Wednesday night, seven o’clock. Knocking on the door, pushing past me, sweaty and out of breath.
‘Hi Mum! Ran all the way across the park, thought it might rain. Grab a shower, yeah?’
‘Towels in the airing cupboard.’
Door slammed, water roaring. Running across the park. But that was cold sweat.
He came out of the bathroom in a puff of steam.
‘Can’t stop, Mum, I’ve got a date. See you tomorrow, yeah?’
He was gone, towels on the floor, shower dripping. I opened the window.
That was the night there was pounding on the door, three officers I didn’t know.
‘Where’s your son, love? We need to speak to him about a serious assault.’
I shook my head.
‘He doesn’t live here anymore. I don’t know where he is, I never know.’
They searched, rummaged through all my possessions. In the airing cupboard, under some towels, they found a knife. Long blade, black handle, not one of mine. There was blood on it. I was put in a police car, driven away and questioned. I saw neighbours turn their backs when I returned.
That night a young man lost his life. Stabbed in the park. A drug deal gone wrong. I cried for that young man and for the young man I now knew was lost to me. My heart split and I knew I could not save him. A mother’s love was not enough.
I visited him on remand, sitting at a scuffed table, drinking lukewarm weak coffee from a polystyrene cup. He leaned back on his chair, eyes never meeting mine, sucked his teeth and grinned.
‘Nothing on me, Mum. Home free. I’ll be rocking up for tea before you know it. Pigs can’t pin this one on me.’
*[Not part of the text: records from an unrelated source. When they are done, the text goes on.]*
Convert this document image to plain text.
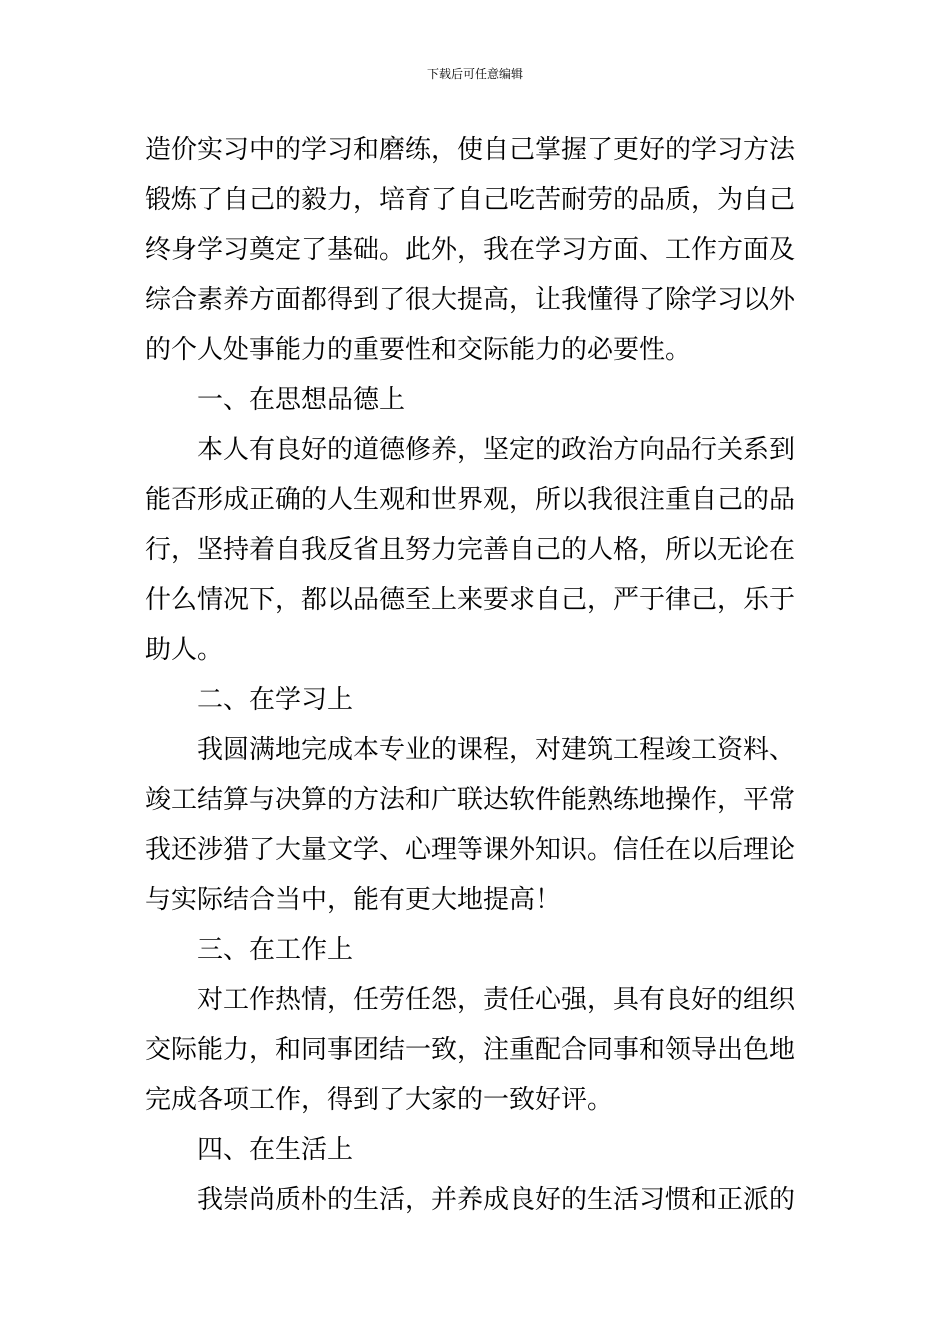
下载后可任意编辑
造价实习中的学习和磨练，使自己掌握了更好的学习方法
锻炼了自己的毅力，培育了自己吃苦耐劳的品质，为自己
终身学习奠定了基础。此外，我在学习方面、工作方面及
综合素养方面都得到了很大提高，让我懂得了除学习以外
的个人处事能力的重要性和交际能力的必要性。
一、在思想品德上
本人有良好的道德修养，坚定的政治方向品行关系到
能否形成正确的人生观和世界观，所以我很注重自己的品
行，坚持着自我反省且努力完善自己的人格，所以无论在
什么情况下，都以品德至上来要求自己，严于律己，乐于
助人。
二、在学习上
我圆满地完成本专业的课程，对建筑工程竣工资料、
竣工结算与决算的方法和广联达软件能熟练地操作，平常
我还涉猎了大量文学、心理等课外知识。信任在以后理论
与实际结合当中，能有更大地提高！
三、在工作上
对工作热情，任劳任怨，责任心强，具有良好的组织
交际能力，和同事团结一致，注重配合同事和领导出色地
完成各项工作，得到了大家的一致好评。
四、在生活上
我崇尚质朴的生活，并养成良好的生活习惯和正派的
I slammed the cup down, slopped coffee across the filthy surface. He sat up, stared at me and I saw another man look back at me. Not my son, not the boy I knew. A hard man, a lost man.
‘If you did this—if it was you then you deserve what you’ll get. That boy didn’t deserve to die. He was a son, a brother just like you. And someone, maybe you, took his life. You have broken my heart for the last time. I can’t come here again.’
I stood, turned and walked away.
‘Mum? You’ll be in court, yeah?’
I stopped, nodded and waited for the officer to open the door. I didn’t look back.
I sat through his trial. I couldn’t look at him when he gave evidence, or as he sat in the dock, or when he called to me when they took him back to the cells at the end of each day. I wanted to but I was afraid he would see the emptiness in my eyes and know that my unconditional love was not enough. When he stood for the verdict I turned to face him. He looked lost, a frightened child in an adult world. But he was a man now, twenty-two and having to face up to the consequences of his own actions. There was nothing I could do. Guilty on all counts. My son the murderer.